Originally published on https://allsheread.blogspot.com/
Imagine a novel about life on a tall ship during the age of the corsairs, privateers and pirates written by someone who has sailed as part of the crew of such a ship. That is exactly what you have with the Pirates of the Narrow Seas series. I don't see how you could be more thoroughly immersed in the time and the reality of such a life. The author, M. Kei, knows not only the terminology but has faced many of the challenges and dangers his characters do. The result is exciting, captivating, rich and authentic.
In the first book of the series, The Sallee Rovers, we meet Royal Navy Lieutenant Peter Thornton who is just happy to have gotten a position on a ship so soon after his unexpected promotion. Joy of joys, his best friend, Roger Perry, will be one of the other lieutenants aboard the HMS Ajax. Peter is in love with Roger, but it is not until they are aboard the Ajax that Peter, who can be rather impulsive, informs Roger of his feelings. He is rebuffed but not cruelly. His real trouble is that the inept captain of the Ajax doesn't like him, for no apparent reason than he doesn't like Peter's vibes. Roger tells Peter it's his lack of social skills but nothing Peter does makes the captain happy. When the Ajax comes upon a Spanish galley that is sinking, Peter insists he will not leave the stricken craft unless the galley slaves are freed from their chains. The Ajax leaves the slaves, Peter and two other crew members to drown. One of the freed slaves is a striking North African man called Captain Tangle by the British. He is dying of galley fever, but with Peter's help he manages to get the galley to shore and regains his health. In the meantime Peter learns that Tangel is an important man in his Sallee Republic and a legendary corsair. he also learns that Tangle wants what Roger did not: Peter. Through a series of events Peter winds up remaining with Tangle, being forced to choose where his loyalties will lie, and confused from day to day about his choices.
This novel is first and foremost an action-packed swashbuckler of the Captain Blood tradition. The sailing scenes, the battle scenes, all of it is taut, fast paced and engrossing. The characters both large and small are well drawn, individual, and appealing in their individual ways. The author calls The Sallee Rovers a period novel as opposed to a historical novel, the distinction being that Kei is not attempting to retell historical events or portray historical people but rather to offer an original slice of a sort of general 17th-18th century pirate story. Never has a period novel felt so historical, thanks to the technical and historical detail Kei brings to it.
Peter is quite a complex character. He seems rarely certain of anything, but that is because he has conflicting passions, not because he is indecisive, and he has to guard those conflicts and not share them. Though a central part of the novel is a gay love story, this is not at all a gay novel any more than most novels are "heterosexual novels". The fact that Peter is gay means he has lots more conflict, between religion and his sexual preference, between risking hanging for sodomy if he remains with the Ajax,and with whether he wants to pursue the relationship with Tangle, a man who though he prefers men, is very much in love with and involved with his wife. For Peter it needs to be more than a sexual relationship. For Tangle it already is in spite of his multiple partners. He tells Peter, "You complete me."

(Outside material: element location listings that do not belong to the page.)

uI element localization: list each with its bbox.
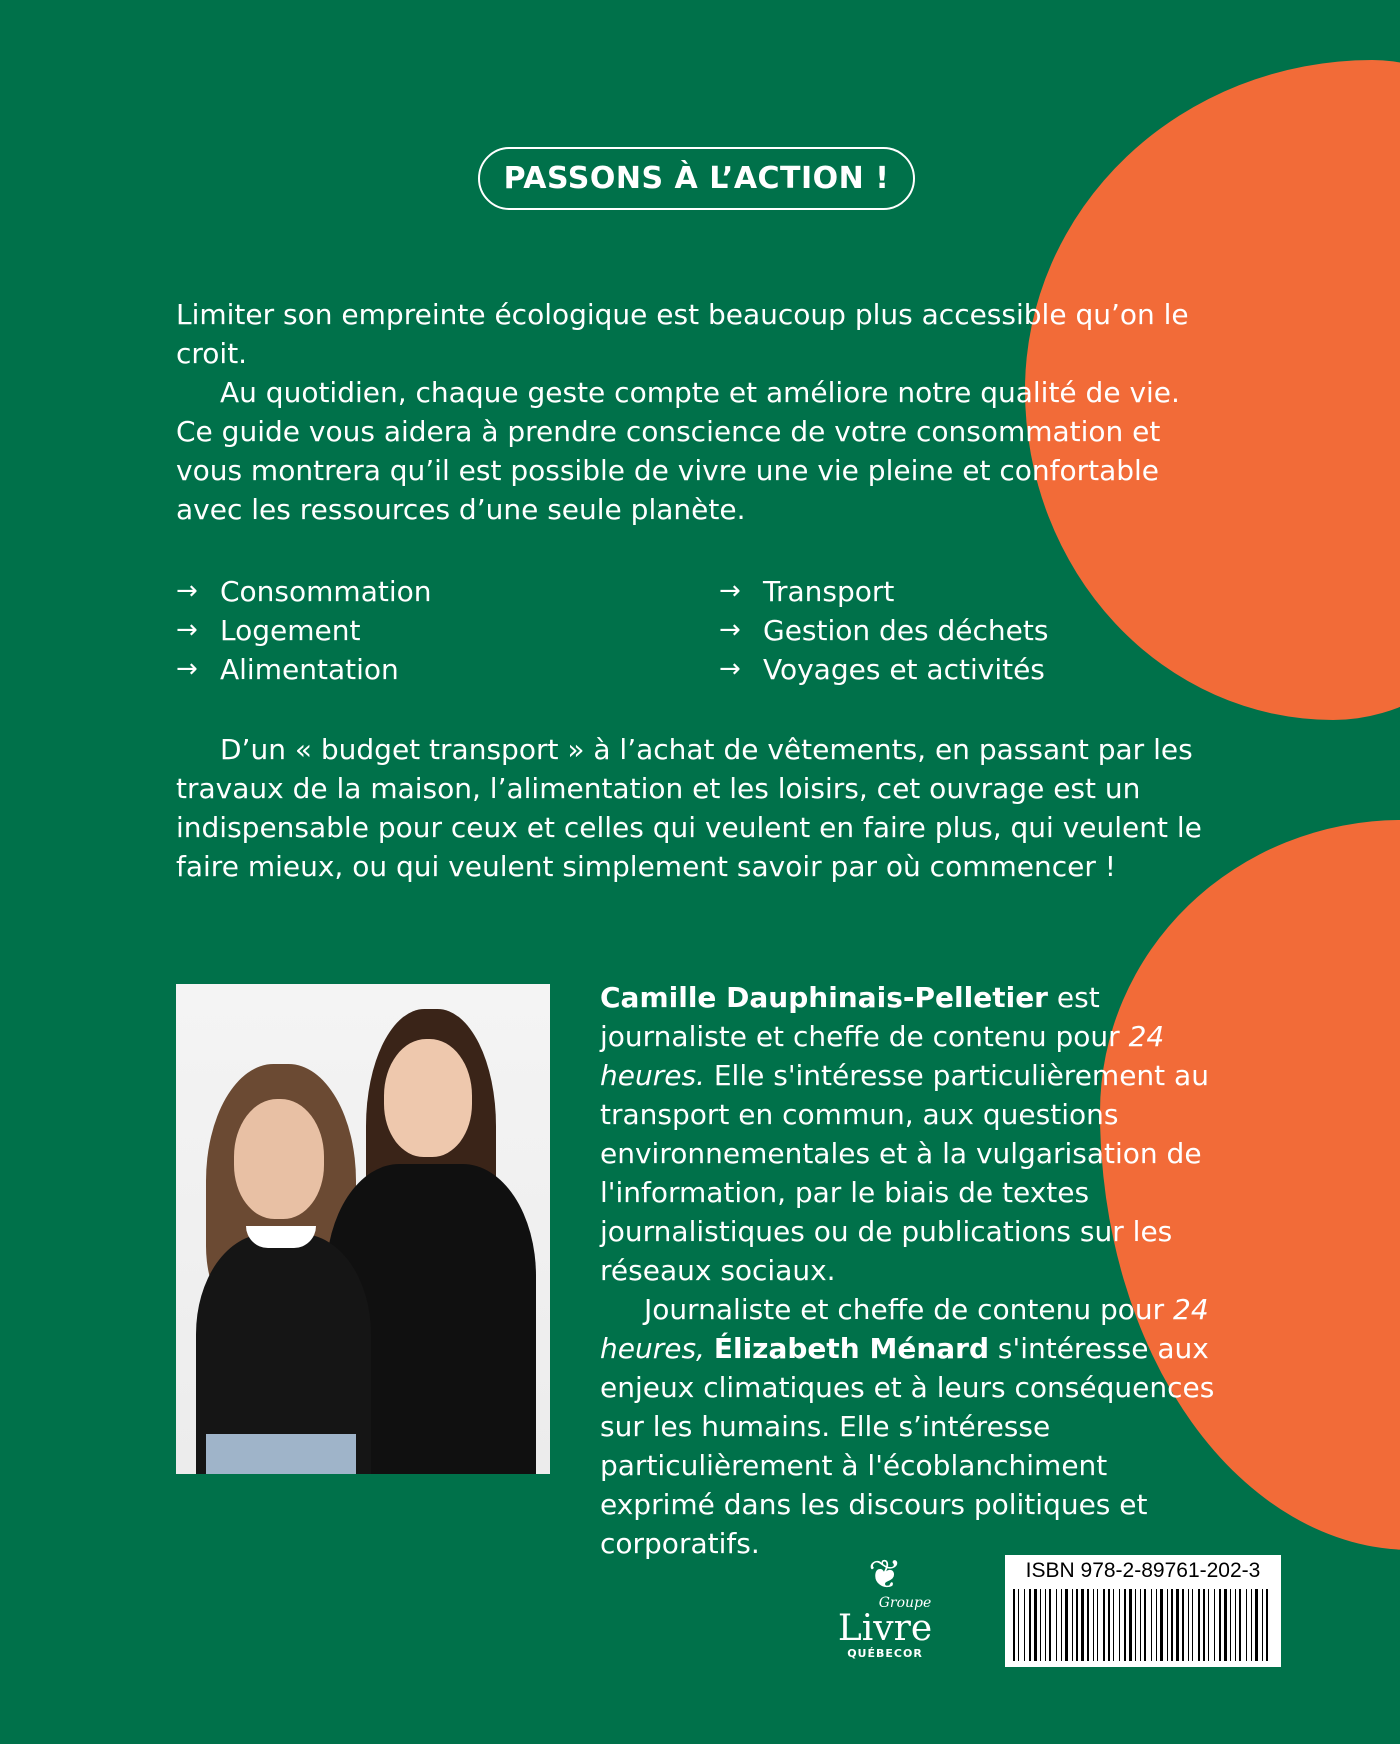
bio-paragraph-1 [600, 978, 1225, 1290]
barcode-stripe [1113, 1589, 1114, 1661]
topic-item [719, 572, 1048, 611]
barcode-stripe [1018, 1589, 1019, 1661]
bio-paragraph-2 [600, 1290, 1225, 1563]
isbn-number: ISBN 978-2-89761-202-3 [1025, 1559, 1261, 1582]
arrow-right-icon: → [176, 576, 198, 606]
author-2-name: Élizabeth Ménard [713, 1332, 990, 1365]
barcode-stripe [1182, 1589, 1184, 1661]
barcode-stripe [1097, 1589, 1098, 1661]
barcode-stripe [1124, 1589, 1126, 1661]
barcode-stripe [1119, 1589, 1120, 1661]
barcode-stripe [1151, 1589, 1152, 1661]
barcode-stripe [1140, 1589, 1141, 1661]
title-badge [478, 147, 915, 210]
barcode-stripe [1144, 1589, 1146, 1661]
intro-paragraph-2: Au quotidien, chaque geste compte et améliore notre qualité de vie. Ce guide vous aidera à prendre conscience de votre consommation et vous montrera qu’il est possible de vivre une vie pleine et confortable avec les ressources d’une seule planète. [176, 376, 1180, 526]
barcode-stripe [1203, 1589, 1205, 1661]
barcode-stripe [1103, 1589, 1105, 1661]
barcode-stripe [1255, 1589, 1258, 1661]
intro-text [176, 295, 1221, 529]
barcode-stripe [1246, 1589, 1247, 1661]
bio-2-text-a: Journaliste et cheffe de contenu pour [644, 1293, 1174, 1326]
arrow-right-icon: → [176, 654, 198, 684]
topic-item [719, 650, 1048, 689]
barcode-stripe [1034, 1589, 1037, 1661]
barcode-stripe [1045, 1589, 1046, 1661]
topic-item [719, 611, 1048, 650]
barcode-stripe [1208, 1589, 1209, 1661]
barcode-stripe [1176, 1589, 1179, 1661]
barcode-stripe [1029, 1589, 1031, 1661]
topic-item [176, 611, 432, 650]
barcode-stripe [1065, 1589, 1068, 1661]
barcode-stripe [1072, 1589, 1073, 1661]
logo-groupe: Groupe [878, 1595, 932, 1611]
arrow-right-icon: → [719, 654, 741, 684]
barcode-stripe [1160, 1589, 1163, 1661]
barcode-bars [1013, 1589, 1273, 1661]
author-left-collar [246, 1226, 316, 1248]
arrow-right-icon: → [176, 615, 198, 645]
topic-label: Voyages et activités [763, 653, 1045, 686]
intro-paragraph-1: Limiter son empreinte écologique est beaucoup plus accessible qu’on le croit. [176, 298, 1189, 370]
barcode-stripe [1087, 1589, 1089, 1661]
arrow-right-icon: → [719, 615, 741, 645]
barcode-stripe [1219, 1589, 1221, 1661]
logo-livre: Livre [837, 1608, 933, 1649]
barcode-stripe [1076, 1589, 1078, 1661]
barcode-stripe [1049, 1589, 1051, 1661]
barcode-stripe [1093, 1589, 1094, 1661]
topic-label: Logement [220, 614, 361, 647]
barcode-stripe [1061, 1589, 1062, 1661]
barcode-stripe [1198, 1589, 1200, 1661]
barcode-stripe [1024, 1589, 1025, 1661]
barcode-stripe [1239, 1589, 1241, 1661]
publication-name: 24 heures. [600, 1020, 1165, 1092]
topic-column-right [719, 572, 1048, 689]
barcode [1005, 1555, 1281, 1667]
publisher-logo [820, 1552, 950, 1685]
barcode-stripe [1251, 1589, 1252, 1661]
topic-label: Gestion des déchets [763, 614, 1049, 647]
closing-text [176, 730, 1221, 886]
barcode-stripe [1214, 1589, 1215, 1661]
barcode-stripe [1235, 1589, 1236, 1661]
barcode-stripe [1262, 1589, 1263, 1661]
barcode-stripe [1266, 1589, 1268, 1661]
author-left-face [234, 1099, 324, 1219]
barcode-stripe [1192, 1589, 1193, 1661]
bio-1-text-a: est journaliste et cheffe de contenu pour [600, 981, 1129, 1053]
title-text: PASSONS À L’ACTION ! [503, 161, 890, 196]
barcode-stripe [1040, 1589, 1041, 1661]
barcode-stripe [1188, 1589, 1189, 1661]
barcode-stripe [1135, 1589, 1136, 1661]
topic-label: Alimentation [220, 653, 399, 686]
barcode-stripe [1108, 1589, 1110, 1661]
leaf-bird-icon: ❦ [868, 1552, 902, 1598]
bio-1-text-b: Elle s'intéresse particulièrement au transport en commun, aux questions environnementales et à la vulgarisation de l'information, par le biais de textes journalistiques ou de publications sur les réseaux sociaux. [600, 1059, 1209, 1287]
authors-photo [176, 984, 550, 1474]
barcode-stripe [1081, 1589, 1084, 1661]
topic-column-left [176, 572, 432, 689]
barcode-stripe [1230, 1589, 1231, 1661]
topic-item [176, 572, 432, 611]
author-left-jeans [206, 1434, 356, 1474]
barcode-stripe [1056, 1589, 1057, 1661]
topic-label: Transport [763, 575, 895, 608]
barcode-stripe [1013, 1589, 1015, 1661]
topic-label: Consommation [220, 575, 432, 608]
author-1-name: Camille Dauphinais-Pelletier [600, 981, 1048, 1014]
closing-paragraph: D’un « budget transport » à l’achat de vêtements, en passant par les travaux de la maison, l’alimentation et les loisirs, cet ouvrage est un indispensable pour ceux et celles qui veulent en faire plus, qui veulent le faire mieux, ou qui veulent simplement savoir par où commencer ! [176, 733, 1202, 883]
barcode-stripe [1156, 1589, 1157, 1661]
logo-quebecor: QUÉBECOR [847, 1647, 923, 1660]
topic-item [176, 650, 432, 689]
barcode-stripe [1171, 1589, 1173, 1661]
publication-name-2: 24 heures, [600, 1293, 1209, 1365]
arrow-right-icon: → [719, 576, 741, 606]
authors-bio [600, 978, 1225, 1563]
barcode-stripe [1167, 1589, 1168, 1661]
bio-2-text-b: s'intéresse aux enjeux climatiques et à leurs conséquences sur les humains. Elle s’intéresse particulièrement à l'écoblanchiment exprimé dans les discours politiques et corporatifs. [600, 1332, 1215, 1560]
barcode-stripe [1129, 1589, 1132, 1661]
barcode-stripe [1224, 1589, 1227, 1661]
author-right-face [384, 1039, 472, 1157]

Peter is the sort of character who leaves the reader feeling as ambivalent and anxious as he does. That is the hallmark of a well-understood and well-written character. His emotions and your own about him are indistinguishable.
The faults I found were rather trivial. I have to admit that though the details regarding the ships and so forth were amazing, I found the intricate descriptions of clothing tiresome. Fortunately they are short and not too many, and admittedly that is a personal issue for me. The novel ends quite abruptly, but with the promise that the next novel in the series will take the story the next step.
One thing I dearly hope is that readers will not ghettoize novels like The Sallee Rovers because the protagonist is gay. If they do, they, like certain men who will not read a novel or see a film about a woman, are erecting an artificial barrier to enjoyment of a ripping good yarn. If I did not have a couple dozen other books to read next, I would be right on to Volume 2, Men of Honor.